Offshore Wind Farm Array Cable Monitoring

The Innovation Exchange programme is working alongside Scottish & Southern Electricity Renewables (SSER), the operator of the Beatrice and Greater Gabbard offshore wind sites. SSER wishes to engage innovators to solve the challenge of monitoring health and predicting faults in offshore wind farm array cables.

Opportunity

Challenge opens

27/06/2022

Challenge closes

02/08/2022

Benefit

Successful applicants will be given an opportunity to pitch their innovation to SSER. Selected solution(s) may be trialled at SSER sites, with the possibility of further rollout if trials are successful.

Background

SSER is a leading developer and operator of renewable energy across the UK and Ireland, with a portfolio of around 4GW of onshore wind, offshore wind and hydro. SSER has the largest offshore wind development pipeline in the UK and Ireland at over 6GW and has an onshore wind pipeline across both markets in excess of 1GW.
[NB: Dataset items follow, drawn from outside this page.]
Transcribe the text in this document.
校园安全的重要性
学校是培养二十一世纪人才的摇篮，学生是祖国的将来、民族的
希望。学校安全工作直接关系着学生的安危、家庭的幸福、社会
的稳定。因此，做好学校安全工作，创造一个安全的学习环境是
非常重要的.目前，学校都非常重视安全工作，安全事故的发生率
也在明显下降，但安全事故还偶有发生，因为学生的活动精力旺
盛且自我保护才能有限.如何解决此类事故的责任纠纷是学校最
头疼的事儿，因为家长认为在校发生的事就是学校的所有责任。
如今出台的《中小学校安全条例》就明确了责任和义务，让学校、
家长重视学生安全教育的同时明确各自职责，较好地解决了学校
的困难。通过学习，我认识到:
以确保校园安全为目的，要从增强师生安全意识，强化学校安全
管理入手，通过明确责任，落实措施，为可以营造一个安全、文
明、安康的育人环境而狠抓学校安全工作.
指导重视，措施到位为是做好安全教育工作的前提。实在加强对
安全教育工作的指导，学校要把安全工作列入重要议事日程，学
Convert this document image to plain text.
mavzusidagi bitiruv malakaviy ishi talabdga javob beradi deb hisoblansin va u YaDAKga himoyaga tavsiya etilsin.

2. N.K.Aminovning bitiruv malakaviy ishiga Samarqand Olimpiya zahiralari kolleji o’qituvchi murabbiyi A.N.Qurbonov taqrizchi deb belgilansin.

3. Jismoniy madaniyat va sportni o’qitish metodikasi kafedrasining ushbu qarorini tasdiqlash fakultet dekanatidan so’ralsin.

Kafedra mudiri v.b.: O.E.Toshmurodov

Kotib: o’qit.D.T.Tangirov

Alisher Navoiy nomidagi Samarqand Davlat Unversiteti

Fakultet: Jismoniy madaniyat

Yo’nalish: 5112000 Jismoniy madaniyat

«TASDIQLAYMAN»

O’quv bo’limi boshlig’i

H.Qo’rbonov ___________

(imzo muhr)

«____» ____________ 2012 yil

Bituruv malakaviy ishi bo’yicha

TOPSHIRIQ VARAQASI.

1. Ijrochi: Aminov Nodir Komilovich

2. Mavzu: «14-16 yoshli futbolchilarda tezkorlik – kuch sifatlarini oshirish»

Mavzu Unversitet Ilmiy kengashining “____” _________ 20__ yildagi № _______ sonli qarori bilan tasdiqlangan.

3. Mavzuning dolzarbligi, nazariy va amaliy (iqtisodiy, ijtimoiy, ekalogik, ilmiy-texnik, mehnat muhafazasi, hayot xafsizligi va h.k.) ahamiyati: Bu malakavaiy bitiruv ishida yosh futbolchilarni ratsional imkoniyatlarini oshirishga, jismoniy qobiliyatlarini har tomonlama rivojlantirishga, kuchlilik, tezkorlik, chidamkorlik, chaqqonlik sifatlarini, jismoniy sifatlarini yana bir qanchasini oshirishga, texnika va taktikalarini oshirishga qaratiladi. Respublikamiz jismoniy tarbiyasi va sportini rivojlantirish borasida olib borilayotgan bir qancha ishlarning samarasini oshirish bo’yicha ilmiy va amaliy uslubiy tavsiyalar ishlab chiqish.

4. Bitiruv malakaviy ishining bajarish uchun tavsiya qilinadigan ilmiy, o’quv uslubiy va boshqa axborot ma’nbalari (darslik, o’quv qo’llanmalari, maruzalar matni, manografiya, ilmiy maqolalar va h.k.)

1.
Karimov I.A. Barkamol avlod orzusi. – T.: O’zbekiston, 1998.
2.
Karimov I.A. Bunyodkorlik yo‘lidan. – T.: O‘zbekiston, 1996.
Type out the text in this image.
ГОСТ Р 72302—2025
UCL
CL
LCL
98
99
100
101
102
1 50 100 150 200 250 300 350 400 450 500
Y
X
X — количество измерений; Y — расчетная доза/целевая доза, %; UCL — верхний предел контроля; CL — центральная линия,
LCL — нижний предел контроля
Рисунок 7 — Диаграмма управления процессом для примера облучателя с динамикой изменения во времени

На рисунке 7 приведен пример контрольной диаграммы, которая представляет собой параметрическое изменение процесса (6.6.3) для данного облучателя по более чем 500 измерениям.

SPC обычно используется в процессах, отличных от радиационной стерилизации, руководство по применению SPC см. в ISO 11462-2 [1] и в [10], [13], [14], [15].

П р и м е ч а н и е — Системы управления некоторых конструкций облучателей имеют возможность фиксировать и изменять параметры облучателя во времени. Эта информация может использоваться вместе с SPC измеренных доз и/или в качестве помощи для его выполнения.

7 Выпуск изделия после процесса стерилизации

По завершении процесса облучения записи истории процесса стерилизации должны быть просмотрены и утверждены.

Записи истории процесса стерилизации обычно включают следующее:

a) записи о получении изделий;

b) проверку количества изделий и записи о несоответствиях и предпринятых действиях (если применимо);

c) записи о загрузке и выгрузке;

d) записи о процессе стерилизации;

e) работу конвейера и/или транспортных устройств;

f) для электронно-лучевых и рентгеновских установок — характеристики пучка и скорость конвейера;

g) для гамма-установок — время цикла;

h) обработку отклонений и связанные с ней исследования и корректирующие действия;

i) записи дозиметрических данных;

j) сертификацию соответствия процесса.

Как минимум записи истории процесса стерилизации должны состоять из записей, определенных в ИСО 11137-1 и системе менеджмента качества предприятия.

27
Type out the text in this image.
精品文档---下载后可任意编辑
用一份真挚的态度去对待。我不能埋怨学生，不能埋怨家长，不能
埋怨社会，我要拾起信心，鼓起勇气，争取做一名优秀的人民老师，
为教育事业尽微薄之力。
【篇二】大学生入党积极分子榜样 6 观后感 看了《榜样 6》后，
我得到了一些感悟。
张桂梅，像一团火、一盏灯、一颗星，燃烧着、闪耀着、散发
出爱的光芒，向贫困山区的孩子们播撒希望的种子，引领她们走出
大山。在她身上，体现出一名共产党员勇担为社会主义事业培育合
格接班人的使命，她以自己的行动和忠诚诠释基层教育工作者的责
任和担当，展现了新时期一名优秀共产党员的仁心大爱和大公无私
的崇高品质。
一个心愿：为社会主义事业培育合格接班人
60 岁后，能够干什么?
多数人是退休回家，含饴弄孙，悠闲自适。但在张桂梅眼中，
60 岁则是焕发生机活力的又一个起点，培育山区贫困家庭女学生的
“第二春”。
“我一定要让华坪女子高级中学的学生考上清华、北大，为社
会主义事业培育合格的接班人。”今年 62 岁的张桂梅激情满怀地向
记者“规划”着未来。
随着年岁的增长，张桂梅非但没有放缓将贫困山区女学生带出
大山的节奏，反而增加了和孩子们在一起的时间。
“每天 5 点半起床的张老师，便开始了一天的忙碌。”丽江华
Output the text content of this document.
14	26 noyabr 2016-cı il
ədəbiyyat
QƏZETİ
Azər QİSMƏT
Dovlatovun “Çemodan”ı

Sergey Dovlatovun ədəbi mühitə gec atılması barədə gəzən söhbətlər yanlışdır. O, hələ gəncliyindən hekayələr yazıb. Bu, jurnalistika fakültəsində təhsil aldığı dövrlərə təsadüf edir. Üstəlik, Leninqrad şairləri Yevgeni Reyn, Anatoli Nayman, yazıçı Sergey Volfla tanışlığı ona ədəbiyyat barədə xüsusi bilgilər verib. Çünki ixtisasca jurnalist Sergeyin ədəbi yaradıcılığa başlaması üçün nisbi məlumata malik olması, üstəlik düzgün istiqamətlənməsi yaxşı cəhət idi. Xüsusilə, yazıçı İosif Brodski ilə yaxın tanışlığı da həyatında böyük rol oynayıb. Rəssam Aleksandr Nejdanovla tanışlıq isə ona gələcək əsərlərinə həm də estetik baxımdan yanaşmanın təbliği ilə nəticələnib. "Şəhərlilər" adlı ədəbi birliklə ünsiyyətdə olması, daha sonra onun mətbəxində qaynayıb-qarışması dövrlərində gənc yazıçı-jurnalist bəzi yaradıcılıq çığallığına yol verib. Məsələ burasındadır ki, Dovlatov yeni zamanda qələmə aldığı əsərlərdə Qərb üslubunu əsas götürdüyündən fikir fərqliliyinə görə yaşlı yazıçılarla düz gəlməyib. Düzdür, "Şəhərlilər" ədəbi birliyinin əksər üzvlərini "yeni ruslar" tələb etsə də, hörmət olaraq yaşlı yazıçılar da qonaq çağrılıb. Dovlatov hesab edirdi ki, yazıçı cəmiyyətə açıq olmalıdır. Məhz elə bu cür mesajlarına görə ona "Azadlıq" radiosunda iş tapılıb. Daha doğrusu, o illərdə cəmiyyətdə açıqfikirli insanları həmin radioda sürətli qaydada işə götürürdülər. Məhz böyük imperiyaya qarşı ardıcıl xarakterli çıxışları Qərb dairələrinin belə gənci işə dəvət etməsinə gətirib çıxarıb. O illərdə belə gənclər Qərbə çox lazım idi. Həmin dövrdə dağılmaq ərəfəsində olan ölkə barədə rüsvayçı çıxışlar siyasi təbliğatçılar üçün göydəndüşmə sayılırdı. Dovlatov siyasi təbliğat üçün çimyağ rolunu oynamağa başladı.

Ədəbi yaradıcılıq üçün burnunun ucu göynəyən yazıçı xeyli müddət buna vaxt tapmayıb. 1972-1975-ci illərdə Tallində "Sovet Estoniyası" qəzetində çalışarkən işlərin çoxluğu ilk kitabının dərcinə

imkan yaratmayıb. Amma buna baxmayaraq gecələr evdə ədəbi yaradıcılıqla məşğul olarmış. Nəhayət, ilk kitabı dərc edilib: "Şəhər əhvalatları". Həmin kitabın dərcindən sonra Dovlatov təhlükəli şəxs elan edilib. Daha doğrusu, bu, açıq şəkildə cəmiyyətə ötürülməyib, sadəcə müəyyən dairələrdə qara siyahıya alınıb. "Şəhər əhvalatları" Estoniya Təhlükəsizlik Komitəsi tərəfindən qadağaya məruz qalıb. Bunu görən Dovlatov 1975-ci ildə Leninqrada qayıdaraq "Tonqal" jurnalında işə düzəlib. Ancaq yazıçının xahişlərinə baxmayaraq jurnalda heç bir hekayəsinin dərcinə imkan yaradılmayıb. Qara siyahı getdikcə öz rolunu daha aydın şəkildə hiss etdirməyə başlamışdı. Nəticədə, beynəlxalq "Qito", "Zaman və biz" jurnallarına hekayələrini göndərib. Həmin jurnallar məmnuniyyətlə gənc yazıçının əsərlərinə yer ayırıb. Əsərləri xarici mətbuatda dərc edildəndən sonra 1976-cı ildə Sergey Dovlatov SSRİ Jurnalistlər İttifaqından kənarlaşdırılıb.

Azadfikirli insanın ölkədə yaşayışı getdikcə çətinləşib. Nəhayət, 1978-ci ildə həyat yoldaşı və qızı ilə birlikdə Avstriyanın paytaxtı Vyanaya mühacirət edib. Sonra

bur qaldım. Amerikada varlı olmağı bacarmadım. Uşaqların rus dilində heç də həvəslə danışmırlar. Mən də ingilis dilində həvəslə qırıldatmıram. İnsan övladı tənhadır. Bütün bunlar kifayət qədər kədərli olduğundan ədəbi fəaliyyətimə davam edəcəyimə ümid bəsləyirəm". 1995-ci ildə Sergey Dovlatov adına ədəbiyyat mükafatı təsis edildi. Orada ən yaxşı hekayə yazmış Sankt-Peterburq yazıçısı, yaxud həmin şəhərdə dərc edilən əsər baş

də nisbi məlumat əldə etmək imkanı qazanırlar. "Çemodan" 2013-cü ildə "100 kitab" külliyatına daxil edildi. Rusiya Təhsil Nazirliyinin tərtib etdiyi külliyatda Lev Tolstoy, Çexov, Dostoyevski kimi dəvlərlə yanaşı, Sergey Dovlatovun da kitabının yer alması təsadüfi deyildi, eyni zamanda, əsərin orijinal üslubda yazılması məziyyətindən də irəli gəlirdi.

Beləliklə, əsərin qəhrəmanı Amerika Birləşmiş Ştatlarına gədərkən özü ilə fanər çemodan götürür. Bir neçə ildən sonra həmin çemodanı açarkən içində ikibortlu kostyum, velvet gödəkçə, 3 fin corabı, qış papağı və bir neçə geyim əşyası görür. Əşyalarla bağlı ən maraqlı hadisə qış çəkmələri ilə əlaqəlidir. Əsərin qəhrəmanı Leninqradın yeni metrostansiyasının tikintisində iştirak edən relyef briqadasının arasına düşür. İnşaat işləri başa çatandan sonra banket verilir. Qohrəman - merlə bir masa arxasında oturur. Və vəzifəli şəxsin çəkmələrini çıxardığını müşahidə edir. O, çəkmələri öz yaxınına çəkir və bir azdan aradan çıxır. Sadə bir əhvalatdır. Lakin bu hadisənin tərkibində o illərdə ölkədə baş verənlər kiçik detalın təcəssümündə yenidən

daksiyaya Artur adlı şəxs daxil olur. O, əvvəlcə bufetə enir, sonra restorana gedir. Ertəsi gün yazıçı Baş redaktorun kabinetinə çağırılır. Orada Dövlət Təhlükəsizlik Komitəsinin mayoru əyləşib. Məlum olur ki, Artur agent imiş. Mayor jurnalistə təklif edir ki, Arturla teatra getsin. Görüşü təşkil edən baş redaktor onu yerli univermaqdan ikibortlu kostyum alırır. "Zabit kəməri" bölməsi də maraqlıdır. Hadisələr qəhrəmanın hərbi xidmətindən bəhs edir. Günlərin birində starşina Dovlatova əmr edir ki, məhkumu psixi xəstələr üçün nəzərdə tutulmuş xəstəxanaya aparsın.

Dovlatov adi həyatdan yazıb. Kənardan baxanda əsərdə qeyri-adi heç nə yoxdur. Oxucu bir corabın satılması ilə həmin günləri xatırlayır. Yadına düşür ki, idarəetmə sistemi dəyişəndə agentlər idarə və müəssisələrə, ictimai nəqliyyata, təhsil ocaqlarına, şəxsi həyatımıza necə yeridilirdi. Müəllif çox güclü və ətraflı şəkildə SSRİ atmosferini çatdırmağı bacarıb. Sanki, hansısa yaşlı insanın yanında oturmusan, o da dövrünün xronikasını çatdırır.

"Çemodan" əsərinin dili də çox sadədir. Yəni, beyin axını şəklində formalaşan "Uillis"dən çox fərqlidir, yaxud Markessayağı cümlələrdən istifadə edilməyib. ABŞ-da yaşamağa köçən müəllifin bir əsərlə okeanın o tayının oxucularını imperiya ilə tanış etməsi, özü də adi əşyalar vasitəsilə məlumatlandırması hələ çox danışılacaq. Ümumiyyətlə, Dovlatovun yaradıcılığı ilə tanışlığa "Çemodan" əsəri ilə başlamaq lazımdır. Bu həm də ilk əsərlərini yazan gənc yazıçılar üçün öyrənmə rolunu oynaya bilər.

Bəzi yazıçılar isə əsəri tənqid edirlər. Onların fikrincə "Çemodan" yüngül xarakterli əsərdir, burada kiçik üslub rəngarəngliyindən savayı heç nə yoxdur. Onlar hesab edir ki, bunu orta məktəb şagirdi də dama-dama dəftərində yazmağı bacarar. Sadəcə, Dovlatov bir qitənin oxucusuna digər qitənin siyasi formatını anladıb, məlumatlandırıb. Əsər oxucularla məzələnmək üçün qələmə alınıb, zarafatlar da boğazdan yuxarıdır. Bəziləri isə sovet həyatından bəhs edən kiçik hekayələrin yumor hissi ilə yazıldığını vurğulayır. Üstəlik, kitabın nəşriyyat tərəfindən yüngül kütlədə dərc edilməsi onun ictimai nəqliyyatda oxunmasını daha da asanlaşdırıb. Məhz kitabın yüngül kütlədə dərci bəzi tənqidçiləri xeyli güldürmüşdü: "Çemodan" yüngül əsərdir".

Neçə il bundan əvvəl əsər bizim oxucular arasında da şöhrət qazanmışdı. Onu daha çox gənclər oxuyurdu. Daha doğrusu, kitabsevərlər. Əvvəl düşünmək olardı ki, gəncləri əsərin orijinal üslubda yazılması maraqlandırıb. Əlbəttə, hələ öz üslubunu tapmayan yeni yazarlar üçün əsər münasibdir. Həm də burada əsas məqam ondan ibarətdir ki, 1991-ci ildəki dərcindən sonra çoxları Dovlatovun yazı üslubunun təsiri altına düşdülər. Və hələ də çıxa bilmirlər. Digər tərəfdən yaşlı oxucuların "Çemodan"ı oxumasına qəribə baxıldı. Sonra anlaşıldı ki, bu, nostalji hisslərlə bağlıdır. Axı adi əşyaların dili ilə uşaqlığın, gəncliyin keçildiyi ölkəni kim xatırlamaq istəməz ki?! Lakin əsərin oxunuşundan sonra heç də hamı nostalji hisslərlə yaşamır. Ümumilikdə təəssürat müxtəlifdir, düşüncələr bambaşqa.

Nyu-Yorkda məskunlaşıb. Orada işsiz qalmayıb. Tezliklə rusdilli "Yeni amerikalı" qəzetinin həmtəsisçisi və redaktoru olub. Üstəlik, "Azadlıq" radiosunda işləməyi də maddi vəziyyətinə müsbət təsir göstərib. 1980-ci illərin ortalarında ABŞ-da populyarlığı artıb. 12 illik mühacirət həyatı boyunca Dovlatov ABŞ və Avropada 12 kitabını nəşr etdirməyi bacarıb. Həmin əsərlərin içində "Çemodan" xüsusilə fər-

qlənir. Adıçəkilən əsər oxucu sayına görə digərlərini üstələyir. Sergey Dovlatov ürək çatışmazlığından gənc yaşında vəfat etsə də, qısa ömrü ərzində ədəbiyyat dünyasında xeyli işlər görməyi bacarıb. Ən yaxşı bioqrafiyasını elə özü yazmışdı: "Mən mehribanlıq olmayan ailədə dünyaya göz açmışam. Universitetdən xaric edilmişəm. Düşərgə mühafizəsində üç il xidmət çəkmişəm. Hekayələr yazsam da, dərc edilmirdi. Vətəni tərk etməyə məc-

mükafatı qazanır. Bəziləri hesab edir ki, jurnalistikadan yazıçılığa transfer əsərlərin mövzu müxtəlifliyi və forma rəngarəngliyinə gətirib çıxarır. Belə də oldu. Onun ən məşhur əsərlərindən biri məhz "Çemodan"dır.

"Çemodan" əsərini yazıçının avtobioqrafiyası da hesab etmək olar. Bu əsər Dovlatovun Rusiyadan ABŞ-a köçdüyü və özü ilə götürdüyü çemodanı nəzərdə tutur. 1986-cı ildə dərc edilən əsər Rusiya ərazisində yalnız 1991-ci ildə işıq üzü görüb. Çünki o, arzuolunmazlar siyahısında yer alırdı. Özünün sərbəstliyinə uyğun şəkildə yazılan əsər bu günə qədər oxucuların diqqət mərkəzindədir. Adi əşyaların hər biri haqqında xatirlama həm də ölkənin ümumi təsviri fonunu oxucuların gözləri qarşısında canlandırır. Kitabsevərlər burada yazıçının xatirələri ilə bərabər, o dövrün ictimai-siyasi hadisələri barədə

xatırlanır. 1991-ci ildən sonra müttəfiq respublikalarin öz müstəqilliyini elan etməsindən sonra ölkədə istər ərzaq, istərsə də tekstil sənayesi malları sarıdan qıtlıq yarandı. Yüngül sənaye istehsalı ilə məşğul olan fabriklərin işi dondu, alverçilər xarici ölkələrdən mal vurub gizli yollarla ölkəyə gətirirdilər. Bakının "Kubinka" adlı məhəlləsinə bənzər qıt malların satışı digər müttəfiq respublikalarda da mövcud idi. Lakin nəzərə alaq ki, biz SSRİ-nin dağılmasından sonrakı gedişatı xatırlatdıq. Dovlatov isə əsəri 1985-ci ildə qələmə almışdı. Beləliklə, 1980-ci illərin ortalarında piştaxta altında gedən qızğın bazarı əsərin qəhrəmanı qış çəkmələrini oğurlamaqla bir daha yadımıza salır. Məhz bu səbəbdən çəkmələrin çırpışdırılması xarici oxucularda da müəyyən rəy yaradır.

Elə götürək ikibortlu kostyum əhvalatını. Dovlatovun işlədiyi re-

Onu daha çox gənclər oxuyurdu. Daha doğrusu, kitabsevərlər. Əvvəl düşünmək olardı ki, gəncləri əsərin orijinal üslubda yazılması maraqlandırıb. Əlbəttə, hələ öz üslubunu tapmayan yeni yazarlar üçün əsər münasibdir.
In offshore wind farms, array (inter-turbine) cables are installed in jointed lengths from one turbine to its neighbour, forming a string (collection circuit), which feeds into the offshore substation. Array cable faults are not automatically detected and located; in the event of failure, a visit to the relevant substation is required to confirm failure status. A megger tester (or similar) is connected at the associated substation and used to identify a fault location. All wind turbines on the affected array are then offline until the fault is located, and a repair is implemented. Array cable faults are responsible for the majority (around 80%) of insurance claims in the offshore wind sector and are a significant cause of downtime and lost revenue.